Sim, por que razão não é feita uma lei que acabe de vez com as reformas milionárias dos banqueiros, cuja gestão levou, aliás, os seus próprios bancos à ruína, lesando uma multidão de contribuintes e empobrecendo o Estado? É bom lembrarmo-nos que em 2015, o BCP pediu ao Estado nada mais, nada menos do que 3.000 milhões de euros. Esta circunstância permite concluir que as reformas de Jardim Gonçalves e de Paulo Teixeira Pinto são pagas pelo erário público.
E poderíamos continuar a fazer o escrutínio da nossa vida democrática. Por exemplo, é sadio para a democracia termos normalizado a constituição de um Governo, que é feito na base de redes de proximidade, a ponto de nele grassarem as relações familiares?

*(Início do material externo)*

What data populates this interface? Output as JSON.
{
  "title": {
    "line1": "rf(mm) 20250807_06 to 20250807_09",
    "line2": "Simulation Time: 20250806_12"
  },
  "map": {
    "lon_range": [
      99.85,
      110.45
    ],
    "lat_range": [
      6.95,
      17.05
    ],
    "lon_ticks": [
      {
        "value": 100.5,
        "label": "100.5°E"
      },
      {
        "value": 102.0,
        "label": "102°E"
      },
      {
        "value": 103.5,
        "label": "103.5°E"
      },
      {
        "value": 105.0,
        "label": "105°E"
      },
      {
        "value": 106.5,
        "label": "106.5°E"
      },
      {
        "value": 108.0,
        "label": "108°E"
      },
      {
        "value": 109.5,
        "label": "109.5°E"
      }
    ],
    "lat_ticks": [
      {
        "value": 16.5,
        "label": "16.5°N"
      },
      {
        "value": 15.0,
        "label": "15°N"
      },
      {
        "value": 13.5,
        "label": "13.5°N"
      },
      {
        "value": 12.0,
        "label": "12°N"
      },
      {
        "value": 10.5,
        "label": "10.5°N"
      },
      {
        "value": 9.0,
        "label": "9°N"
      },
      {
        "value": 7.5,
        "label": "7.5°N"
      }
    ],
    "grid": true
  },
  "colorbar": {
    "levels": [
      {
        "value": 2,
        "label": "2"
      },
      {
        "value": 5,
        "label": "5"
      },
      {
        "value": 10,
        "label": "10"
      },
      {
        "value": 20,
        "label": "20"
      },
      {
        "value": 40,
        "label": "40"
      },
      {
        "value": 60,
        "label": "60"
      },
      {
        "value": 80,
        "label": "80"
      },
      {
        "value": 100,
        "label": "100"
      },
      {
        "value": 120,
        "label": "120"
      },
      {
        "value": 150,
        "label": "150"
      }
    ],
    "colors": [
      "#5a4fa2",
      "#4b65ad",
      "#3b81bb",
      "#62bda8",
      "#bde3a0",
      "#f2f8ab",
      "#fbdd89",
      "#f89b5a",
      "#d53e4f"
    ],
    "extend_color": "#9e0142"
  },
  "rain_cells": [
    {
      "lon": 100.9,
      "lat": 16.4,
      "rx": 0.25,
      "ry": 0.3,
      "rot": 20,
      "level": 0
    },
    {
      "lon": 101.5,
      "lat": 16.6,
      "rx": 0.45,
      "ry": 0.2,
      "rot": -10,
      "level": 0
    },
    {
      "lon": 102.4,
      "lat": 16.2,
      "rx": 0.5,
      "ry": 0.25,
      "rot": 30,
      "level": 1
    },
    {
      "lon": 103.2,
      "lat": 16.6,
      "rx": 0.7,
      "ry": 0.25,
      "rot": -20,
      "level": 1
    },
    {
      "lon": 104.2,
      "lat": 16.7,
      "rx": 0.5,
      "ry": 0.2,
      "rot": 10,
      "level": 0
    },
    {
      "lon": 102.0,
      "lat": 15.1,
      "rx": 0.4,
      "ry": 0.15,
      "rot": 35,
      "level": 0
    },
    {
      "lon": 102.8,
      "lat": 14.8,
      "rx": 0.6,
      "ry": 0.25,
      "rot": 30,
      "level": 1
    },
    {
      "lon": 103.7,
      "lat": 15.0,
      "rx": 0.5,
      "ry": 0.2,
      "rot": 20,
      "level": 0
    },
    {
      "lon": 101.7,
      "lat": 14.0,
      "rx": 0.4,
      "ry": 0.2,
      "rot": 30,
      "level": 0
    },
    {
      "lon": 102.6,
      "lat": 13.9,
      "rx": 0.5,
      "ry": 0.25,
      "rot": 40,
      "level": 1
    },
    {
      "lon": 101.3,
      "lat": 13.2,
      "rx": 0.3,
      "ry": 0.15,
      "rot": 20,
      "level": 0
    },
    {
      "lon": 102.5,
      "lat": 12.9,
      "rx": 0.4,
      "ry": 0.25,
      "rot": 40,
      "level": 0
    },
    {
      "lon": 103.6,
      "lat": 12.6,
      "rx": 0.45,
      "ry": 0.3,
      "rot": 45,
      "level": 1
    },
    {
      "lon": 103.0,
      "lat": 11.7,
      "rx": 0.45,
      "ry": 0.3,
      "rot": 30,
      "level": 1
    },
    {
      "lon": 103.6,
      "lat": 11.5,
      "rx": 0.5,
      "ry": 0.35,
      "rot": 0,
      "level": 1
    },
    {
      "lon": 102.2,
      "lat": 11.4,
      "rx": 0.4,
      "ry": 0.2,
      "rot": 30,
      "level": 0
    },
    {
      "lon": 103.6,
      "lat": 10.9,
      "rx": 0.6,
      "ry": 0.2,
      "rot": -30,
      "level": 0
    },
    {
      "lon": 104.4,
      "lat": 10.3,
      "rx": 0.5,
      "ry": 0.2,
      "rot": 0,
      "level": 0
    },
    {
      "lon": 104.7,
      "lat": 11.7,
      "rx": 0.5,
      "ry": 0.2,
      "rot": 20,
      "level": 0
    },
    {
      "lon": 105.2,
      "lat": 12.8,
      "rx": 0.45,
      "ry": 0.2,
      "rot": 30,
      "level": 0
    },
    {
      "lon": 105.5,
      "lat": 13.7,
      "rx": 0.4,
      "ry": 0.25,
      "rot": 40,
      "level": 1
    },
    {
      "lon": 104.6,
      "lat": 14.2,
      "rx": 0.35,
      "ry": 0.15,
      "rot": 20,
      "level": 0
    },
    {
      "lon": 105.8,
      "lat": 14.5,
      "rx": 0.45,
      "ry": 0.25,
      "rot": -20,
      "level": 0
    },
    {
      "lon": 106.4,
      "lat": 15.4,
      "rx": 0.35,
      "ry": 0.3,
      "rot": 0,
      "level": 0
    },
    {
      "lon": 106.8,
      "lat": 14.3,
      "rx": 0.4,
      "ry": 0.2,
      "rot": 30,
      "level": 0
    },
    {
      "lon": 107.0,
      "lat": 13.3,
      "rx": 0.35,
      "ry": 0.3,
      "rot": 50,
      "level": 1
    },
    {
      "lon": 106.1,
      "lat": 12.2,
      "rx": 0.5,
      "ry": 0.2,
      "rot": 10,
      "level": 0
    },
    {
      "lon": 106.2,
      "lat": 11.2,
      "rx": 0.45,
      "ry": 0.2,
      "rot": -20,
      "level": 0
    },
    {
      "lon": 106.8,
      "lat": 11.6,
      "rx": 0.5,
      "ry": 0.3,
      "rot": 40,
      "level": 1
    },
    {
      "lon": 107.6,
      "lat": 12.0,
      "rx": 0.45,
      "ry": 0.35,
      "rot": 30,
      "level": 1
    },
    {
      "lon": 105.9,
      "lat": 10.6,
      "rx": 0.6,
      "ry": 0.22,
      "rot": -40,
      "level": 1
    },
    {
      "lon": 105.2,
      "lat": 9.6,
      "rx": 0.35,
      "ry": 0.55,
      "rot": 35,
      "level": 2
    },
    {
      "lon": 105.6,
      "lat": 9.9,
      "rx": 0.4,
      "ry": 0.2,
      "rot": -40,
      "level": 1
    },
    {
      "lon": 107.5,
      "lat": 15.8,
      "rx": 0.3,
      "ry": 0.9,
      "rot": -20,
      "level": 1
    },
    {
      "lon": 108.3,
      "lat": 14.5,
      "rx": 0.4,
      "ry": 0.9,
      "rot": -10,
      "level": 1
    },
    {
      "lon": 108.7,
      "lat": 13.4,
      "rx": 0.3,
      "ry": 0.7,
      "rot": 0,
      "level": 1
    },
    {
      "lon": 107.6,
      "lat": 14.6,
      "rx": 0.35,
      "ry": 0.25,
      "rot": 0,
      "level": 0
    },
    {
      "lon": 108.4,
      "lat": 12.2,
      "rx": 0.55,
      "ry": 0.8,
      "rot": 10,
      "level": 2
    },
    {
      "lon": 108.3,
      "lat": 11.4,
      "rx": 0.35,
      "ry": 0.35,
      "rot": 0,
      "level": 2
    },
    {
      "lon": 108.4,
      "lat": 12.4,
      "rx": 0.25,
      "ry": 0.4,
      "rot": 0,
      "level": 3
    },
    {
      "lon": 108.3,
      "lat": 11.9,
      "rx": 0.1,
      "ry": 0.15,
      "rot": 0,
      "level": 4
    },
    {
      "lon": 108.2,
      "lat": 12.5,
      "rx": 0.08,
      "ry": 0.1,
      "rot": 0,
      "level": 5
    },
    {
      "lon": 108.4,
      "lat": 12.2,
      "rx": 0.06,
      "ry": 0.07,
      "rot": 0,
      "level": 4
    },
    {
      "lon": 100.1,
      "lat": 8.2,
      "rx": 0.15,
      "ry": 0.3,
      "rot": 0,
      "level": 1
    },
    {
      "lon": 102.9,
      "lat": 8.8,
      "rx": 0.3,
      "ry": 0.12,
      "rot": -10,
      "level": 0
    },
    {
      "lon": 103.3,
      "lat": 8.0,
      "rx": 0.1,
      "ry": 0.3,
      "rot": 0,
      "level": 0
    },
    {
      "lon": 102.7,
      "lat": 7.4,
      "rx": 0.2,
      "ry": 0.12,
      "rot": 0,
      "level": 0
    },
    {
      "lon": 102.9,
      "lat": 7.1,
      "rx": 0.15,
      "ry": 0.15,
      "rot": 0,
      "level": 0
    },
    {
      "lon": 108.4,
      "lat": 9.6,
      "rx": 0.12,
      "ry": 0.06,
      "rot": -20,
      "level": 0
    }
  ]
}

Passaram apenas 45 anos sobre “o dia inicial inteiro e limpo”. E os cidadãos têm razões para temer o vento ruim que hoje sopra, não apenas na Europa, mas um pouco por todo o lado. Vemos aproximarem-se da boca de cena da história, é verdade, líderes populistas, seguidos por multidões, que agitam as bandeiras do nacionalismo e do patriotismo, e que nalgumas paragens misturam hossanas à fé cristã ou a Alá. Por tumultuadas águas, a comunidade humana faz hoje uma travessia, sob a ameaça crescente do racismo, da xenofobia e da intolerância, a ponto de o sonho de liberdade, ainda tão próximo, parecer afinal um sonho longínquo.
Mas não basta olhar para este vento ruim, que hoje sopra na Europa e um pouco por todo o lado. Há que interrogar, também, as condições de funcionamento da democracia. Há que interrogar a peçonha que a envenena. Há que combater a normalização da impunidade.